Personal details
- Born: December 3, 1932 Southern Rhodesia
- Died: November 9, 2017 London
- Party: ZANU
- Profession: Politician

= Canaan Zinothi Moyo =

Zimbabwean politician

Canaan Zinothi Moyo (3 September 1932 – 9 November 2017) was a Zimbabwean politician, in the NDP and ZAPU, after which he fled into exile in Sweden.

==Early life==
Born in 1932, in his teens he worked as a carpenter and joined the African Artisans Union.

==Politics==
He then became the provincial chair of the National Democratic Party (NDP). In 1961, NDP was banned and was succeeded by ZAPU - he retained his post and became the provincial chair for ZAPU.

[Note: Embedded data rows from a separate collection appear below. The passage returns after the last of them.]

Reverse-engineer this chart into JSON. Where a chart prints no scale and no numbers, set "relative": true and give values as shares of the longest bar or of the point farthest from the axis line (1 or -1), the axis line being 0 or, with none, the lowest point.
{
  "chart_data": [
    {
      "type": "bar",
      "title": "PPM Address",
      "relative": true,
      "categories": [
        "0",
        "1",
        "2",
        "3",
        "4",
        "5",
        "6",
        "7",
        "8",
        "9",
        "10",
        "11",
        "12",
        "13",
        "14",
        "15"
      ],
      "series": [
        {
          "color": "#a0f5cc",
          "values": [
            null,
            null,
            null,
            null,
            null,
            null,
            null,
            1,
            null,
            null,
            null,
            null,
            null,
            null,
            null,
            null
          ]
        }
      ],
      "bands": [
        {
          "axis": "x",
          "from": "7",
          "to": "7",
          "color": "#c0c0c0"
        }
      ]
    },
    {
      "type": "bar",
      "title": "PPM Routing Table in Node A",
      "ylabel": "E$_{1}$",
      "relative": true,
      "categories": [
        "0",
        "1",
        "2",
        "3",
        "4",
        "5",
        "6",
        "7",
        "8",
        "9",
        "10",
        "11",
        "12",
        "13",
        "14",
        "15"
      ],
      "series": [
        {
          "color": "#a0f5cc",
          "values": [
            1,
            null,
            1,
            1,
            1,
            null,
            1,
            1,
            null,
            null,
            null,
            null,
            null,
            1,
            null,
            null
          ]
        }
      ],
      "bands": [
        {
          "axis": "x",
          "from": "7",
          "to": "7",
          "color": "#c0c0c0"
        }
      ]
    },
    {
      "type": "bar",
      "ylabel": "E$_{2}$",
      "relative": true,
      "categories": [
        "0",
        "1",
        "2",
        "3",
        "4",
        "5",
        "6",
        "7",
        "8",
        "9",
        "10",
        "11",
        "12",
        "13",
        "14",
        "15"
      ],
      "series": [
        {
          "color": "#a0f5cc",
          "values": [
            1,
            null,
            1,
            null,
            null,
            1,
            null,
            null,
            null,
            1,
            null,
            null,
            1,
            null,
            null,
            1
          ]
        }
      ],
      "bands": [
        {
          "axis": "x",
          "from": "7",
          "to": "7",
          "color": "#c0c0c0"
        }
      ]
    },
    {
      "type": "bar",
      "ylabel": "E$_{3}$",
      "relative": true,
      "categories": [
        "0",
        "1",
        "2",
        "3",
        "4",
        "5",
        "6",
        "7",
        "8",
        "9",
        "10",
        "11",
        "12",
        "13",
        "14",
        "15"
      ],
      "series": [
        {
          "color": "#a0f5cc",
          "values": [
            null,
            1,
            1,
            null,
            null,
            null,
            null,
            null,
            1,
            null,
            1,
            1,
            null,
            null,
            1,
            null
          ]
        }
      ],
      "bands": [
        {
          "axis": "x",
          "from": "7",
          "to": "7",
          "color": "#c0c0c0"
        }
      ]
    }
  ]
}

During the liberation struggle, he was imprisoned and detained from 1964 to 1971 before fleeing to Zambia and eventually assigned to be ZAPU representative in Sweden by Joshua Nkomo.

After independence, he along with other ZAPU colleagues were subjected to intimidation & unfair imprisonment by Zimbabwe African National Union charged with undermining the government.

When some of his ZAPU colleagues agreed to sign the Unity Accord in 1987, which saw most of them absorbed into ZANU, he did not join his colleagues & continued his fight against the government. He went on to form his own political party the Liberty Party of Zimbabwe and contested the 1990 elections where the party performed dismally.

Moyo would not join the newly set up Movement for Democratic Change and he migrated to the United Kingdom.